Солдаты встали, о чем-то пошептались в уголке и возвратились к морякам. Было непонятно, зачем они связывали пленным ноги. Теперь они принялись распутывать веревки, но только те, что были затянуты повыше ступней, и ослабили петли, наложенные повыше коленей.
Старший солдат кивнул Головнину на выход, и капитан первым вышел из палатки. Каждого пленного сопровождали двое японцев: один держал в руке конец веревки, другой, шагая рядом, держал наизготовку ружье… За воротами крепости старший солдат указал на узкую тропу, извилисто уходившую в горы. Крутой, кремнистой этой тропинкой пленные взошли на вершину холма. Головнин остановился и обернулся к гавани. Он вскрикнул… Далеко на рейде, одетая белыми парусами, медленно плыла «Диана».
Хлебников тоже остановился: словно помимо воли руки его рванулись, плечи поникли и затряслись.
— Василий Михайлович… Капитан… В последний раз мы видим родную «Диану»!..
Головнин покачнулся; слезы застилали ему глаза.

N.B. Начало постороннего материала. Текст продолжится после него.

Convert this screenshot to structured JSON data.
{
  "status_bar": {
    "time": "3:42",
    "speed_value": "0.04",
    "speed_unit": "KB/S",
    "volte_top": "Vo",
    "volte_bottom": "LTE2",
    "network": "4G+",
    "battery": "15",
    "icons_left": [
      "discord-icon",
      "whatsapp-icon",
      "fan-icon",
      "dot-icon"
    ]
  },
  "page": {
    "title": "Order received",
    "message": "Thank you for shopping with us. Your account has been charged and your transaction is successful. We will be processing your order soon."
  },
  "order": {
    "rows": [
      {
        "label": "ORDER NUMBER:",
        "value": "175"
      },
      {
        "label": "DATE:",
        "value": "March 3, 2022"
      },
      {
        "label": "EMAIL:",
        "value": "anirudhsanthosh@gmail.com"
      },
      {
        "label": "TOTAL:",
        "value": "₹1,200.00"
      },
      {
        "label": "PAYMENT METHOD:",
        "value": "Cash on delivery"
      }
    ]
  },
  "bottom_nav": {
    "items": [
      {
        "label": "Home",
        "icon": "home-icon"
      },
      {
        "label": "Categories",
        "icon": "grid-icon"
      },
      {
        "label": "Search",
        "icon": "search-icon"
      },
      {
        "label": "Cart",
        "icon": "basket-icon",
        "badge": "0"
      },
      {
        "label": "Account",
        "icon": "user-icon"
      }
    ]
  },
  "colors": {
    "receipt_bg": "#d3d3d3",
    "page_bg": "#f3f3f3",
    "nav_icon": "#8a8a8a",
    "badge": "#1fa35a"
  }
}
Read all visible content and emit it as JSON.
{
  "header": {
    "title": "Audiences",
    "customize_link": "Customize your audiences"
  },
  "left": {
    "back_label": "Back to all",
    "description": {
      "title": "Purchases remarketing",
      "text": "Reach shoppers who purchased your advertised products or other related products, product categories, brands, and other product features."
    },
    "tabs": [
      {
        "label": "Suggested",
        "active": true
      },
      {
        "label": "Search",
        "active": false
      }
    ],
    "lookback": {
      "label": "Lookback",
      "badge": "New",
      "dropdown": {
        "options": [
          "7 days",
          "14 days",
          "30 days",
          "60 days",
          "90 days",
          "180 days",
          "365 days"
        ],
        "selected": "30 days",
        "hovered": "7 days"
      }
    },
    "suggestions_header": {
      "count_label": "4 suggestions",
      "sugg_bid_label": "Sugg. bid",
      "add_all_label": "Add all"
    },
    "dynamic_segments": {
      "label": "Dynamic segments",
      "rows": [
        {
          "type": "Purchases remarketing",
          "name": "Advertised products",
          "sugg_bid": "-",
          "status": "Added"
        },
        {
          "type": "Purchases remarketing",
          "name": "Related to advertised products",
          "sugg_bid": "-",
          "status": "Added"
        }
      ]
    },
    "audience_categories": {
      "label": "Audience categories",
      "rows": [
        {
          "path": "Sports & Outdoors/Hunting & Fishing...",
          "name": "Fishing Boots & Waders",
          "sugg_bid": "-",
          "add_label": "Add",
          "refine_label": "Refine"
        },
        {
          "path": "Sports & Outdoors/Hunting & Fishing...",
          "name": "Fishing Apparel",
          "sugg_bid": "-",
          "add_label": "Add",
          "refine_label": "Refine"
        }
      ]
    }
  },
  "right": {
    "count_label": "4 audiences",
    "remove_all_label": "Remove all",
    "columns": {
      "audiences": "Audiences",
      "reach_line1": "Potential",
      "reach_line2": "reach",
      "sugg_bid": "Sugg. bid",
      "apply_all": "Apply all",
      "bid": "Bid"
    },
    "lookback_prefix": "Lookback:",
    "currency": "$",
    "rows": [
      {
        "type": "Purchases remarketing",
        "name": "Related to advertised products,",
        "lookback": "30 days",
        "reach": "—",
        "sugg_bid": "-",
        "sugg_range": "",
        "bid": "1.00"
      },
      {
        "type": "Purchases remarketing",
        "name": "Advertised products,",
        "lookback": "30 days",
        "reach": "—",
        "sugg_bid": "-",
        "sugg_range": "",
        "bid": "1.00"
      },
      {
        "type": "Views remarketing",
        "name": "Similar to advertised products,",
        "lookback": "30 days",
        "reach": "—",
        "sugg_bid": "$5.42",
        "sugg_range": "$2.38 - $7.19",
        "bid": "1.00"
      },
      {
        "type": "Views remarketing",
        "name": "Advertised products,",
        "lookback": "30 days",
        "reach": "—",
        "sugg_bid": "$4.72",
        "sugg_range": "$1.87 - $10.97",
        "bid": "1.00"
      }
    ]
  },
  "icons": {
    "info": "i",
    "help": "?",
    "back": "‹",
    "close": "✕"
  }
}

— Ты знаешь, что ты говоришь?! Это значит: в последний раз мы видим Россию. Мы не умерли, мы еще живы, но все отныне умерло для нас…
Он с силой рванул веревки; кровь брызнула из рассеченной кожи на кистях рук.
— Прощай, «Диана»!..
Васильев заплакал; Хлебников тяжело уронил голову; Шкаев скрипнул зубами.
— Эх, только бы товарищи рассчитались за нас!..
Капитан выпрямился, вскинул голову, тяжелые брови его сдвинулись и переломились.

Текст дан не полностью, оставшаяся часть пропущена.